Going back to school, ending a break of decent length, all of that starts today. I’ve checked in on my school mail account(s) a few times because I have ongoing plans and commitments pending. I have not, however, graded any work during break. Progress reports will be at the top of my to-do list all too soon.

I looked back to posts from a year ago. I expect much of the same, mostly. Mainly. I think, probably. For example, I have a blanket and several pair of fingerless gloves at my desk.

The pair on the left is warmest. The pair in the middle goes with everything. The pair on the right goes with nothing. I’m set for any occasion.

I know I’ll be getting envelopes decorated like this:

Some envelops will look like this, so overloaded that they’ll need duct tape to seal them.

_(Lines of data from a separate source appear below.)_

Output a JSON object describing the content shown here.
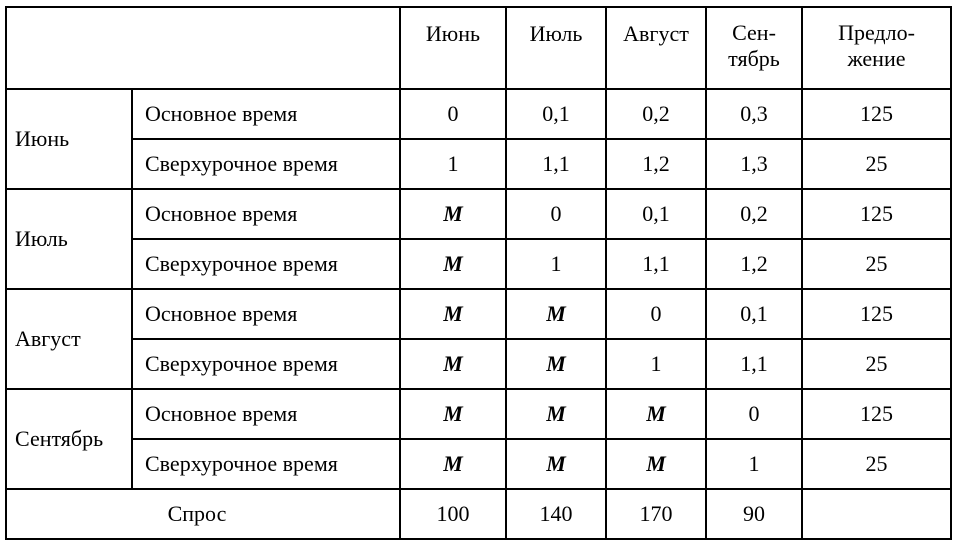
{
  "columns": [
    {
      "line1": "Июнь",
      "line2": ""
    },
    {
      "line1": "Июль",
      "line2": ""
    },
    {
      "line1": "Август",
      "line2": ""
    },
    {
      "line1": "Сен-",
      "line2": "тябрь"
    },
    {
      "line1": "Предло-",
      "line2": "жение"
    }
  ],
  "rows": [
    {
      "month": "Июнь",
      "regular": {
        "label": "Основное время",
        "values": [
          "0",
          "0,1",
          "0,2",
          "0,3"
        ],
        "supply": "125"
      },
      "overtime": {
        "label": "Сверхурочное время",
        "values": [
          "1",
          "1,1",
          "1,2",
          "1,3"
        ],
        "supply": "25"
      }
    },
    {
      "month": "Июль",
      "regular": {
        "label": "Основное время",
        "values": [
          "M",
          "0",
          "0,1",
          "0,2"
        ],
        "supply": "125"
      },
      "overtime": {
        "label": "Сверхурочное время",
        "values": [
          "M",
          "1",
          "1,1",
          "1,2"
        ],
        "supply": "25"
      }
    },
    {
      "month": "Август",
      "regular": {
        "label": "Основное время",
        "values": [
          "M",
          "M",
          "0",
          "0,1"
        ],
        "supply": "125"
      },
      "overtime": {
        "label": "Сверхурочное время",
        "values": [
          "M",
          "M",
          "1",
          "1,1"
        ],
        "supply": "25"
      }
    },
    {
      "month": "Сентябрь",
      "regular": {
        "label": "Основное время",
        "values": [
          "M",
          "M",
          "M",
          "0"
        ],
        "supply": "125"
      },
      "overtime": {
        "label": "Сверхурочное время",
        "values": [
          "M",
          "M",
          "M",
          "1"
        ],
        "supply": "25"
      }
    }
  ],
  "demand": {
    "label": "Спрос",
    "values": [
      "100",
      "140",
      "170",
      "90"
    ],
    "supply": ""
  }
}
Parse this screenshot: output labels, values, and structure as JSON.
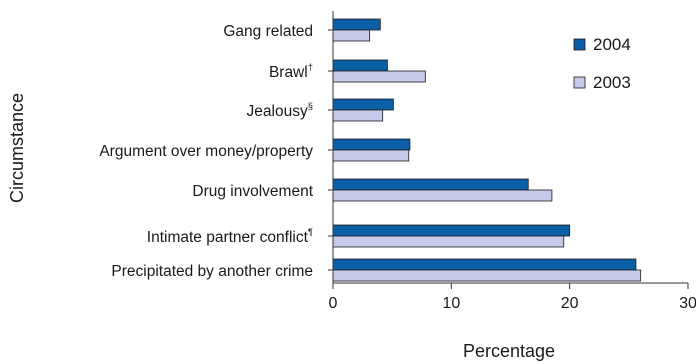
{
  "chart_data": {
    "type": "bar",
    "orientation": "horizontal",
    "xlabel": "Percentage",
    "ylabel": "Circumstance",
    "xlim": [
      0,
      30
    ],
    "xticks": [
      0,
      10,
      20,
      30
    ],
    "grid": false,
    "legend_position": "top-right",
    "categories": [
      {
        "label": "Gang related",
        "sup": ""
      },
      {
        "label": "Brawl",
        "sup": "†"
      },
      {
        "label": "Jealousy",
        "sup": "§"
      },
      {
        "label": "Argument over money/property",
        "sup": ""
      },
      {
        "label": "Drug involvement",
        "sup": ""
      },
      {
        "label": "Intimate partner conflict",
        "sup": "¶"
      },
      {
        "label": "Precipitated by another crime",
        "sup": ""
      }
    ],
    "series": [
      {
        "name": "2004",
        "color": "#0b5fa5",
        "values": [
          4.0,
          4.6,
          5.1,
          6.5,
          16.5,
          20.0,
          25.6
        ]
      },
      {
        "name": "2003",
        "color": "#c5cbe8",
        "values": [
          3.1,
          7.8,
          4.2,
          6.4,
          18.5,
          19.5,
          26.0
        ]
      }
    ]
  }
}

As I was browsing, I saw last January’s post titled “Notes to Teacher Self.” I pulled it up, of course, and found notes that are still relevant to my teacher self a year later. Here are the highlights.

  • Note to reading teacher self: When a student doesn’t have her book, always ask why. Why? One of my middle school struggling readers didn’t have her copy of The Cricket in Times Square because (drum roll) her 16-year-old brother had picked it up and was reading it. Ah, I love this job.
  • Note to PR-loving self: It’s okay to say no. When approached about an interview with a local rag that has been notoriously anti-teacher, No is a valid response. Feel no guilt.
  • Note to role model self: Smile, don’t laugh, when a student struggles in writing to a prompt because “he doesn’t know anyone with a disability.” If they don’t remember I’m hearing impaired and it’s a disability, I’ll take that as a compliment. It means my disability doesn’t interfere with the way I do my job.

And that, teacher self, is one to remember.